Lors de son entretien avec David Stern lors du All Star Game 2001, Heisley estimait qu’il allait perdre 40 millions lors de la saison 2000-01, avec l’affluence tombé à 13 727, soit 27e de la Ligue. Ses lamentations finissent d’user David Stern qui lui donne le feu vert pour trouver une autre ville capable d’accueillir les Grizzlies. « Je n’ai jamais senti que l’équipe était en danger », déclarait, incrédule, Shareef Abdur-Rahim a posteriori. « Il n’a jamais été confirmé qu’il allait se passer quoi que ce soit. » 

Ce « quoi que ce soit », c’est un véritable sabotage en bonne et due forme de la part de Michael Heisley et sa nouvelle équipe dirigeante. En sorte de déguerpir le plus vite possible de ce guêpier canadien…

Le sabotage de Michael Heisley 

« Nous sommes très optimistes sur le fait que Vancouver va continuer à être une ville NBA de premier choix », entonne Stern en 2000 après l’achat de Michael Heisley. « Ils récupèrent un excellent propriétaire qui va faire tout son possible pour en faire une franchise qui réussit, et je ne vois aucune raison que ça ne marche pas. »

Plein de bonnes intentions, en déclarant notamment qu’il préférerait  vendre l’équipe plutôt que de la déménager, Michael Heisley a en fait réussi là où Bill Laurie, l’héritier (par alliance) de la fortune de Walmart avait échoué. Il a réussi à embobiner Stern et les dirigeants de la Ligue. « Je ne pense pas qu’il avait l’intention de sauver l’équipe », avance Squire Barnes. « Il a fait ce que Laurie a fait avant lui, mais il a été plus malin. Il a créé l’image d’un désastre financier et d’une situation si désespérée pour la présenter à la NBA et les propriétaires. Après avoir fixé cette ligne directrice, il s’est assuré de ne plus jamais en changer. »

Avec ses gros sabots – ou plus probablement ses bottes de cowboy – Bill Laurie s’était effectivement rapproché de la NBA afin de reprendre les rênes des Grizzlies. Mais l’optique d’un déménagement à St Louis, où le groupe d’investisseurs de Laurie possédait déjà l’équipe de NHL des Blues, est bien trop évidente.

« La NBA a vu clair dans son jeu », ajoute Barnes. « Quand il était sur le terrain à Vancouver, alors qu’il n’avait pas officiellement acheté l’équipe, nos caméras l’ont vu avec Brian Hill qui lui demandait comment était la salle à St Louis. Pourquoi une telle question si Bill Laurie avait l’intention de garder l’équipe à Vancouver ? C’état un secret de polichinelle et la NBA ne pouvait pas le tolérer. »

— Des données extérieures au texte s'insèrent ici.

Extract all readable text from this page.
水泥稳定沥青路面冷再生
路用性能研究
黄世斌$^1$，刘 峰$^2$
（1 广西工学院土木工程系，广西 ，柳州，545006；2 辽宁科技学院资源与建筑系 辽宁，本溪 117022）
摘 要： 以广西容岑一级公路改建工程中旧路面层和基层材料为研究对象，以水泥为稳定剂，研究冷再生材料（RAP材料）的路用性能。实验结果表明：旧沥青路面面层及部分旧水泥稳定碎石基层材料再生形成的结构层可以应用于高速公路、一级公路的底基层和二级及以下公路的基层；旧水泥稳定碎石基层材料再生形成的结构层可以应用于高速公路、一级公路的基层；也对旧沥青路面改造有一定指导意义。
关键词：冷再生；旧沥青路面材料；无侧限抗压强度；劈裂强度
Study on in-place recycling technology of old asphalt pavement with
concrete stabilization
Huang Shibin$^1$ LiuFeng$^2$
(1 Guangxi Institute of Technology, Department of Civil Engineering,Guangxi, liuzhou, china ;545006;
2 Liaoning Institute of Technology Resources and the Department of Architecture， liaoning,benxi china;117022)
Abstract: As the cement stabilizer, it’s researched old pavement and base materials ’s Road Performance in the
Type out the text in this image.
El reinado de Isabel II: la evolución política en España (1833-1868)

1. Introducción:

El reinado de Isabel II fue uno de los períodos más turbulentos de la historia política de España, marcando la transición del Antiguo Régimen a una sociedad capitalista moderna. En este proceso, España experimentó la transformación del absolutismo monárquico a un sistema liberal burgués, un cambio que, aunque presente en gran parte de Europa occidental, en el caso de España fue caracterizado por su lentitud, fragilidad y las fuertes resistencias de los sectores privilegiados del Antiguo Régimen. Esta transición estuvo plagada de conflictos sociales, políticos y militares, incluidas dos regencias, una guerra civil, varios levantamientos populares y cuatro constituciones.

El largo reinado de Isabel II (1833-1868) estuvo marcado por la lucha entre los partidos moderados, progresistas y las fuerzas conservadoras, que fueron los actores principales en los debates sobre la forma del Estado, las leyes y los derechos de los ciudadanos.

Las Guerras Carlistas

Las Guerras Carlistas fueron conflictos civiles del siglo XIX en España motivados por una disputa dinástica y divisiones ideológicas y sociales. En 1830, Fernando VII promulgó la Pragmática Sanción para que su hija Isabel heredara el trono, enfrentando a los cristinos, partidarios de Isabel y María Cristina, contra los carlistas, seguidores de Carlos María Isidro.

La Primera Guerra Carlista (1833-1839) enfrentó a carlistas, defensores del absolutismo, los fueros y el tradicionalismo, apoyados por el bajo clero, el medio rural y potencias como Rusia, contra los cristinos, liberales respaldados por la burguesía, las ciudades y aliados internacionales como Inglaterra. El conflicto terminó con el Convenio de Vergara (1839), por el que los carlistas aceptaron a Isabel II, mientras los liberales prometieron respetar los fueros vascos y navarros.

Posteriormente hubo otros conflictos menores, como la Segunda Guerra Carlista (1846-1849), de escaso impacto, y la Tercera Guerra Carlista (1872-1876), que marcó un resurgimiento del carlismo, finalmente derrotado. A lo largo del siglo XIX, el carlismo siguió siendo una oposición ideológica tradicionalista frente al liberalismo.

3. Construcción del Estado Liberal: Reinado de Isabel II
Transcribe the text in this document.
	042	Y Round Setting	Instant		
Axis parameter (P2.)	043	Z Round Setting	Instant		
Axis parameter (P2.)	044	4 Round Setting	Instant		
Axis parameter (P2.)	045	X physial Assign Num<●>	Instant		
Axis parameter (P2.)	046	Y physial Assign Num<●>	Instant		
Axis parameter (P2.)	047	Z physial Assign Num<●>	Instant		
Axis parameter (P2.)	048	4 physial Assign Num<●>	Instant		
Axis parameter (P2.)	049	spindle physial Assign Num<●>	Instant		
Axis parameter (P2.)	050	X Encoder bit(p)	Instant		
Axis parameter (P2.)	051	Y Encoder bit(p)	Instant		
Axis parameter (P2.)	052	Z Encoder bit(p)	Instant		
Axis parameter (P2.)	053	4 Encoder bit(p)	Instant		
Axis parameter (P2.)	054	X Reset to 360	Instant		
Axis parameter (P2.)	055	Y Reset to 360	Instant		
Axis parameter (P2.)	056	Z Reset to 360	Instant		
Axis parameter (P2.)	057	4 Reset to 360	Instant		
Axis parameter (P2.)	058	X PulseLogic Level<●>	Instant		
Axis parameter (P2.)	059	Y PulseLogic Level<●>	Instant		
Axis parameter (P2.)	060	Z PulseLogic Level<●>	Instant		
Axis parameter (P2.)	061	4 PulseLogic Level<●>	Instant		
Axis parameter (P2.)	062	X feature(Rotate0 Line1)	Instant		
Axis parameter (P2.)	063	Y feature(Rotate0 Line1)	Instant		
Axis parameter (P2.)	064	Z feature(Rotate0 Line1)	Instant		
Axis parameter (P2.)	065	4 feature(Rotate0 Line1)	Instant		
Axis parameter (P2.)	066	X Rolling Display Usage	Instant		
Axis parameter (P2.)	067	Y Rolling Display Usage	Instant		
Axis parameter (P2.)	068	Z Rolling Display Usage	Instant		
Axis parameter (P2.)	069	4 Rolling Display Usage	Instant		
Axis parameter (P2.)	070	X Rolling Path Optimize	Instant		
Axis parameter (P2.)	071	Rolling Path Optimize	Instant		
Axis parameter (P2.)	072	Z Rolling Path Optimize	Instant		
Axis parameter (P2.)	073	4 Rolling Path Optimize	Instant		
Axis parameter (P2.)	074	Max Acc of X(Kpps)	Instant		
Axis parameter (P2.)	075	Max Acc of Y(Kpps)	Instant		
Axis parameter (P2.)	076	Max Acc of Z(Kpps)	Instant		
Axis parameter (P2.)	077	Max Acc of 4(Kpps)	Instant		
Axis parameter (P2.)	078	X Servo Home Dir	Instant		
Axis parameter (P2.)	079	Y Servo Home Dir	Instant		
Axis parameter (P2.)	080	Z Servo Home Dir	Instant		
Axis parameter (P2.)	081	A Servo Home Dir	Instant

Plus discret et plus rusé, Heisley a su monter de toutes pièces une façade et un discours bien plus crédibles. Il promettait évidemment de garder l’équipe à Vancouver mais il y a ajouté le panache en prenant le micro pour chanter l’hymne canadien pour le match d’ouverture de la saison 2000, face aux Sonics. Imaginez un peu : si Steve Ballmer entonnait la bannière étoilée a capella au Staples Center !

Accessoirement, il annonçait aussi que Vancouver allait être une équipe à plus de 50% de victoires dans les cinq ans… Bref, il en fait des tonnes, des caisses, tout le pataquès !

Concrètement, il amène une nouvelle équipe de management, sa propre équipe marketing qui a lancé une campagne de 1,2 millions de dollars pour dynamiser la marque. Cela a crée un peu de buzz, les ventes de billet ont connu un léger regain…

« Tout était question d’optique », rapporte Chuck Philips, le directeur de l’agence marketing engagée pour cette campagne. « Michael Heisley a chanté l’hymne national canadien mais c’était purement pour la NBA. Voilà le propriétaire de l’équipe qui fait lui-même la promotion de son équipe. La communauté locale a cru en lui. »

Mais la réalité froide des faits est implacable. Arrivé trop tard, après l’achat de la franchise officialisé en mars et l’embauche de l’agence de pub à la fin août, les Grizzlies n’avaient plus que des miettes, après que les entreprises locales aient déjà vidé leur porte monnaie durant l’été. Complètement dans le désordre, le grizzly, se trouvant fort dépourvu quand la bise fut venue, alla de nouveau crier famine.

Et c’est alors que le deuxième temps de ce « plan machiavélique » entre en marche. Sans sponsoring suffisant, Michael Heisley dénonce un manque de soutien des industries locales.

Mais il sabote également en interne la popularité de sa propre franchise en offrant des packs terriblement basiques. En outre, son équipe marketing importée des Etats-Unis ne prend pas conscience du décalage avec le marché canadien. Le message ne passe pas. Pire, la nouvelle équipe balaye d’un revers de la main les précédentes campagnes, qui avaient elles fait leurs preuves

« Notre campagne de pub était de belle facture si on parle qualitativement », clame Phillips. « Mais ils ne l’ont utilisée nulle part. Ils ont simplement fait de la pub à la radio. »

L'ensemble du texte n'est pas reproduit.